Littleproud visits Vietnamese investment

27 Apr, 2018 04:00 AM
Agriculture Minister David Littleproud (centre) toured CBH's Intermalt and Interflour facilities in Vietnam this month.
Agriculture Minister David Littleproud (centre) toured CBH's Intermalt and Interflour facilities in Vietnam this month.

AUSTRALIA’s new Agriculture Minister David Littleproud got a first-hand look at the CBH Group’s major international investments this month, during a four-day tour of Vietnam.

Mr Littleproud ventured south of Ho Chi Minh to the Cai Mep deep water port on Saturday, April 14, where he was shown around facilities from Australia’s biggest agricultural investment in Vietnam at Interflour and Intermalt.

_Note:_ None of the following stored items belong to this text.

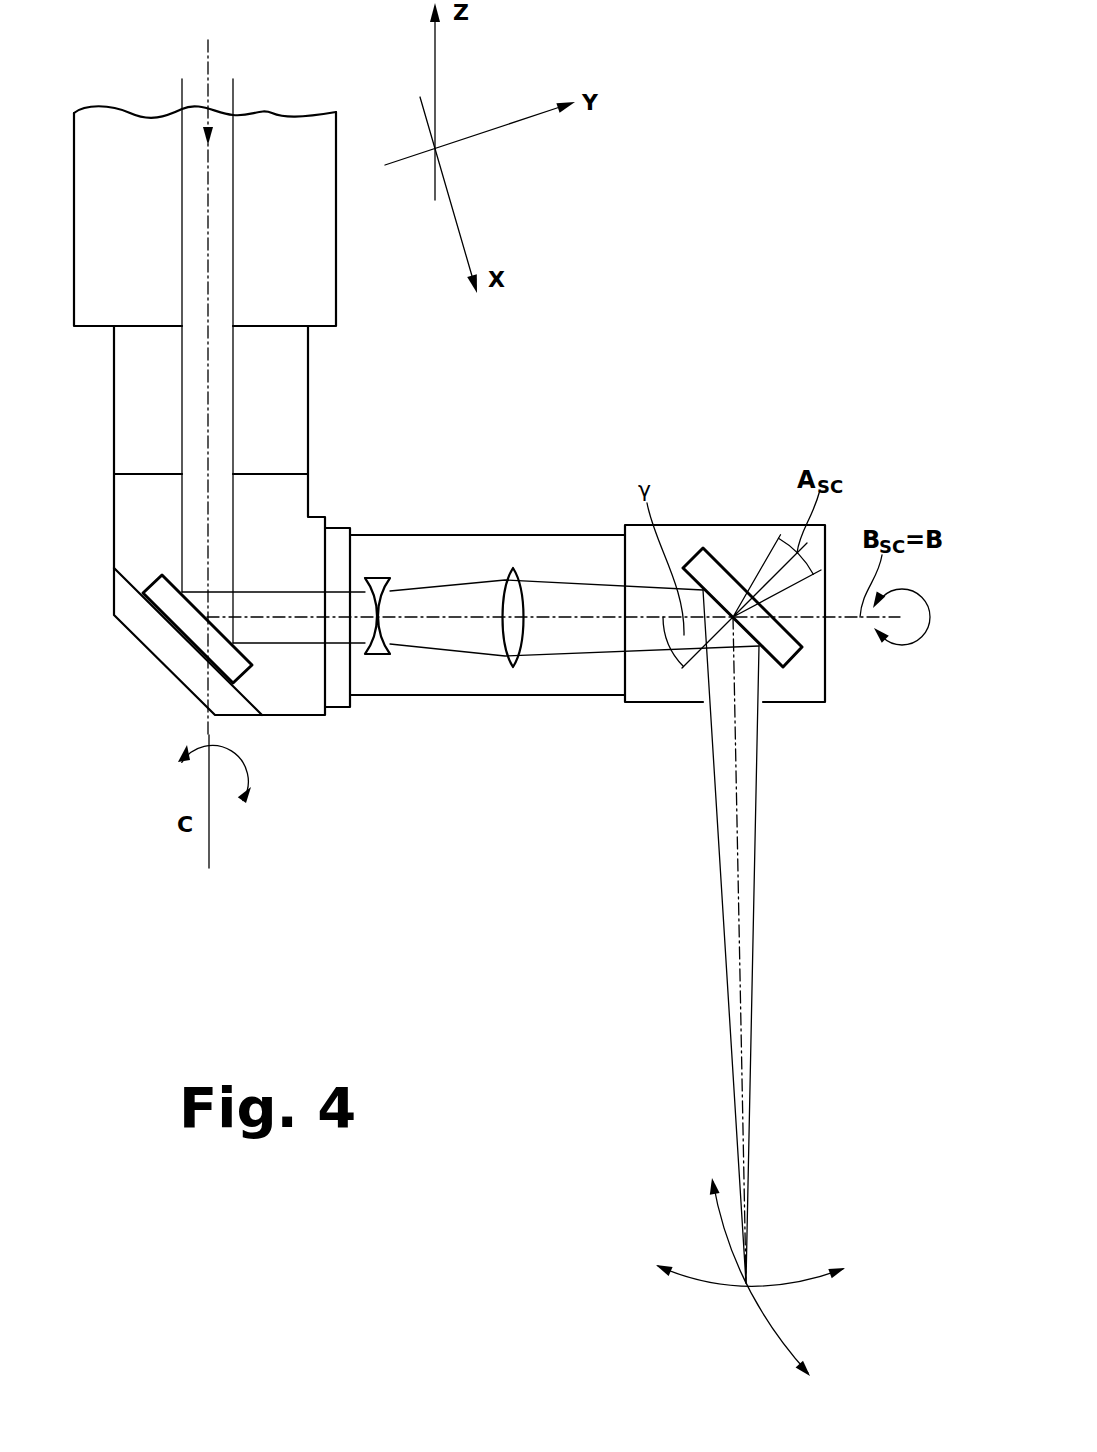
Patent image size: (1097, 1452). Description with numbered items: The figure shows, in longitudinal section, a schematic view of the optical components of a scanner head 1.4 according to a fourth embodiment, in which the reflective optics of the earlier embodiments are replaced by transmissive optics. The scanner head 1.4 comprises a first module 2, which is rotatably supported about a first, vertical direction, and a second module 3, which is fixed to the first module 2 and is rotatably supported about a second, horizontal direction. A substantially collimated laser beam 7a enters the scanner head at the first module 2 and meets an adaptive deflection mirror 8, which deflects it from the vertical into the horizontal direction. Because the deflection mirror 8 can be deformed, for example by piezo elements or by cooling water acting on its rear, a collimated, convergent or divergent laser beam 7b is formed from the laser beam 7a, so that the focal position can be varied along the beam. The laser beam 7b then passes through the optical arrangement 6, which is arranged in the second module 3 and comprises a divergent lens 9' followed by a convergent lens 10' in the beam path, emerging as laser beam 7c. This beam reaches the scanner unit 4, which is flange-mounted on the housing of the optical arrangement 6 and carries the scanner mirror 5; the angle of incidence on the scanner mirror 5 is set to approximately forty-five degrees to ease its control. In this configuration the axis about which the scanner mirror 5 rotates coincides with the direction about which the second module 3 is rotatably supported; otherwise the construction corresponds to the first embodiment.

The scanner head 1.4 is at (598, 312).
The first module 2 is at (112, 532).
The second module 3 is at (587, 661).
The scanner unit 4 is at (723, 523).
The scanner mirror 5 is at (787, 648).
The optical arrangement 6 is at (460, 535).
The laser beam 7a is at (207, 388).
The laser beam 7b is at (277, 620).
The laser beam 7c is at (586, 617).
The adaptive deflection mirror 8 is at (172, 598).
The divergent lens 9' is at (387, 574).
The convergent lens 10' is at (508, 672).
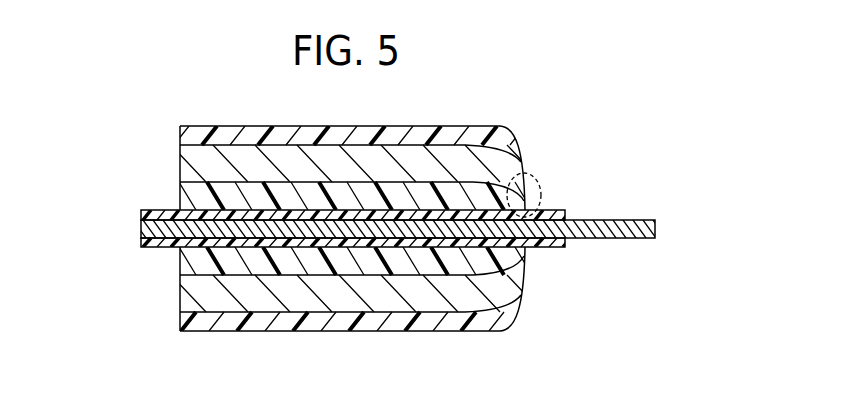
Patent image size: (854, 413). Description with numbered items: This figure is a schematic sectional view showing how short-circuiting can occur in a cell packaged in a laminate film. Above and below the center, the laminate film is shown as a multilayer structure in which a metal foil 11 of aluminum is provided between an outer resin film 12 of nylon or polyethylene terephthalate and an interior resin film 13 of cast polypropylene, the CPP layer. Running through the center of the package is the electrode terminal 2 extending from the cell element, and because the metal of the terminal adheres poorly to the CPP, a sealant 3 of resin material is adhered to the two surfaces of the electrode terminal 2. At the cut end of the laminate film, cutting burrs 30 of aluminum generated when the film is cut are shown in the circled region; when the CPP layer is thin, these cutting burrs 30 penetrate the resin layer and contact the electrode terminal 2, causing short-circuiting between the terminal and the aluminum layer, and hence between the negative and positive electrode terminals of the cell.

The two facilities are owned by the Interflour Group, a joint venture between the CBH Group and Indonesia’s Salim Group.

Mr Littleproud’s tour of CBH’s investment is nine months after the US$70 million Intermalt plant was officially opened to meet the growing demand for beer in Vietnam, which has seen national consumption grow at an average of six to nine per cent over the past decade.

With plans to double its initial production rate of 110,000 tonnes of malt a year by 2019, CBH Group general manager of grower and external relations Brianna Peake, who joined Mr Littleproud on the tour, said things were tracking well at the new malting facility.

“It was great to see the minister travel to one of our key export grain markets on one of his first official visits,” Ms Peake said.

“Since opening in July 2017 Intermalt has steadily ramped up production on a monthly basis to its maximum capacity.

“It’s great to see the majority of barley supplied by Australian growers.

“CBH expects barley exports to grow with the demand for Australian barley now coming from Intermalt.

“It was a great opportunity to show the minister one of our key overseas investments and inform him of Vietnam’s importance to Western Australian growers as a key market for our grain.”

After touring Intermalt and Intergrain, Mr Littleproud said he was excited by the potential for growth within Australia’s neighbouring export market.

Vietnam is Australia’s third largest wheat market with a value of $567 million in 2016-17, representing an increase of 25 per cent from the year prior.

Barley exports rose 18pc in the same time frame to $114m.

Tariffs for Australian grains were eliminated into Vietnam in January 2016 as part of the ASEAN-Australia-New Zealand Free Trade Agreement, and Mr Littleproud said potential to further extend market growth was promising, following the signing of the Trans-Pacific Partnership (TPP-11).

“Vietnam is a rapidly developing economy, with a rapidly growing consumer base, and Australian farmers have been delivering the goods and have built a solid reputation for quality in Vietnam,” Mr Littleproud said.

“Watching Aussie wheat go into making staples of the Vietnamese diet, Bánh mì and instant noodles, helping to provide food security was a great experience.

“Trade has obvious benefits for Australian wheat and barley farmers, as well as providing essential food security for the people and nation of Vietnam.

“Our two countries share a wonderful bond, built on a 40-year agriculture relationship and celebrating 45 years of diplomatic relations in 2018.

“Australia appreciates the close complementary trade and agriculture relationship we have with Vietnam and we look forward to deepening those links into the future.”